Im Telefonmenü verbergen sich ebenfalls einige Extras. Darunter nicht nur die Option, Fotos des Anrufenden aus dem Telefon zu übernehmen, sondern auch eine SMS-Funktion, die allerdings mit einem iPhone nicht nutzbar ist. Neue Nachrichten tippt man ein oder wählt aus Textbausteinvorlagen. Was nicht funktioniert, ist das Diktieren von SMS, wie im Audi. Erstmals gesehen: Cam-Connect erlaubt die Übertragung von Standbildern der Go-Pro-Kamera Hero 4 auf das Display, das dann wie ein zweiter Rückspiegel zeigt, was sich hinten im Fahrzeug abspielt.
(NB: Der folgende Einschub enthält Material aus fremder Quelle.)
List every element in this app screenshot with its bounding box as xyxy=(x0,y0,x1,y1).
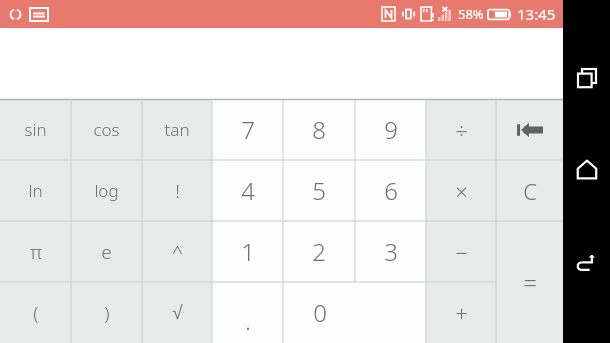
button[interactable]: cos xyxy=(71,99,142,160)
staticText: e xyxy=(101,239,112,265)
staticText: ! xyxy=(175,178,180,204)
button[interactable]: + xyxy=(426,282,496,343)
button[interactable]: ( xyxy=(0,282,71,343)
button[interactable]: sin xyxy=(0,99,71,160)
staticText: π xyxy=(30,239,42,265)
button[interactable]: 4 xyxy=(212,160,283,221)
staticText: × xyxy=(455,176,468,206)
staticText: 8 xyxy=(312,113,326,146)
button[interactable]: ) xyxy=(71,282,142,343)
button[interactable]: . xyxy=(212,282,283,343)
button[interactable]: 6 xyxy=(355,160,426,221)
staticText: ÷ xyxy=(455,115,468,145)
button[interactable]: 1 xyxy=(212,221,283,282)
staticText: cos xyxy=(93,118,120,141)
button[interactable]: Backspace xyxy=(496,99,563,160)
staticText: 9 xyxy=(384,113,398,146)
button[interactable]: ln xyxy=(0,160,71,221)
staticText: 6 xyxy=(384,174,398,207)
button[interactable]: 2 xyxy=(283,221,355,282)
staticText: 13:45 xyxy=(517,4,556,24)
staticText: sin xyxy=(24,118,47,141)
staticText: 1 xyxy=(241,235,255,268)
button[interactable]: × xyxy=(426,160,496,221)
button[interactable]: − xyxy=(426,221,496,282)
staticText: − xyxy=(455,237,468,267)
staticText: ( xyxy=(33,300,39,326)
button[interactable]: Recent apps xyxy=(567,58,607,98)
staticText: ^ xyxy=(172,239,183,265)
staticText: log xyxy=(94,179,119,202)
button[interactable]: ÷ xyxy=(426,99,496,160)
button[interactable]: √ xyxy=(142,282,212,343)
button[interactable]: 3 xyxy=(355,221,426,282)
button[interactable]: ! xyxy=(142,160,212,221)
staticText: 3 xyxy=(384,235,398,268)
staticText: = xyxy=(523,266,537,299)
staticText: 5 xyxy=(312,174,326,207)
button[interactable]: 5 xyxy=(283,160,355,221)
button[interactable]: Home xyxy=(567,150,607,190)
staticText: 2 xyxy=(312,235,326,268)
button[interactable]: tan xyxy=(142,99,212,160)
button[interactable]: log xyxy=(71,160,142,221)
button[interactable]: 7 xyxy=(212,99,283,160)
staticText: √ xyxy=(172,302,183,323)
staticText: tan xyxy=(164,118,190,141)
button[interactable]: e xyxy=(71,221,142,282)
button[interactable]: Back xyxy=(567,242,607,282)
staticText: + xyxy=(455,298,468,328)
button[interactable]: C xyxy=(496,160,563,221)
staticText: 4 xyxy=(241,174,255,207)
button[interactable]: 8 xyxy=(283,99,355,160)
button[interactable]: ^ xyxy=(142,221,212,282)
staticText: 58% xyxy=(458,5,484,23)
staticText: ln xyxy=(28,179,43,202)
staticText: 0 xyxy=(313,296,327,329)
staticText: 7 xyxy=(241,113,255,146)
staticText: C xyxy=(523,176,537,206)
staticText: ) xyxy=(104,300,110,326)
staticText: . xyxy=(245,304,251,337)
button[interactable]: 0 xyxy=(283,282,426,343)
button[interactable]: = xyxy=(496,221,563,343)
button[interactable]: π xyxy=(0,221,71,282)
button[interactable]: 9 xyxy=(355,99,426,160)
Noch nie hatte Volkswagen ein so leistungsfähiges und gutes Infotainmentsystem.

Im Blick auf Audi und andere Hersteller bleiben die Unterschiede zur Oberklasse jedoch sichtbar. Der Gewinn des neuen Discover Pro ist nicht die Gestensteuerung, sondern es sind die Premium-Verkehrsinformationen und das faszinierende digitale Cockpit. Wer jenseits der Vollausstattung auf den Cent achtet, kann die Pakete wie Car-Net oder App-Connect einzeln buchen und ein günstiges Navi wie Discover Media für weniger als 600 Euro wählen, muss dann allerdings das Bordsystem mit Radio namens Composition Media für 440 bis 940 Euro ebenfalls bestellen.